The one thing that the Carceral System cannot touch is your religion. Your piety and iman. Prison might strengthen one's faith, but when the state that imprisons you manipulates religion to justify and legitimise its oppression, where can one find refuge? A well-versed Muslim might see through this cruel tactic designed to break their spirit, but what about the average person? The confusion and despair that arise when the very foundation of one's belief is used against them is a deeply painful ordeal.
I am happy that the authors chose to focus on and study such a critical and often overlooked topic. Their commitment to exposing these brutal realities is deeply commendable, as it forces us to confront the darkest aspects of humanity. At the same time I am disheartened at the contents of what I've read. It has left a bad taste, for it shows a dark and grim side to humanity.
Hasbunallahu wa ni'mal wakeel (Allah is sufficient for us, and He is the best disposer of affairs).
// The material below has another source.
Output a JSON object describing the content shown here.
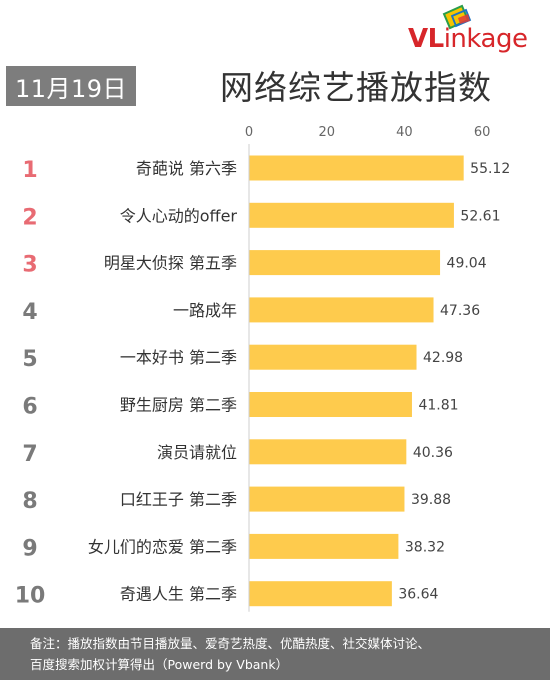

This book is a harrowing and in-depth account of the traumatising experiences of Muslim prisoners under US and Egyptian regimes over the past two decades. I can't do justice to this work even if I tried to summarise it. Throughout the book, the individuals hold the power to tell their own stories in their own words and share as much as they want to (and can). Often, we hear about the many ways that the lives of prisoners are systematically controlled, limited, mocked, and exploited. We see how one's faith becomes the weapon of a believer. We see hope, resilience, feelings of being alone, helplessness, desperation, and so much more. I believe this book should be widely read; only through acquiring knowledge can we stand in solidarity with victims of violence and torture. Many of these tactics are used by Israel against Palestinians too, so by reading this book, you can relate many of these accounts to various prison experiences.
this book is incredible. i constantly found myself in awe, horrified, inspired, and enraged all at the same time. this book should be required reading for everyone.
I need to spend more time reviewing this, but this is by far the most impactful book I read in 2024, if not my life. I intend to re-read it at some point in the future.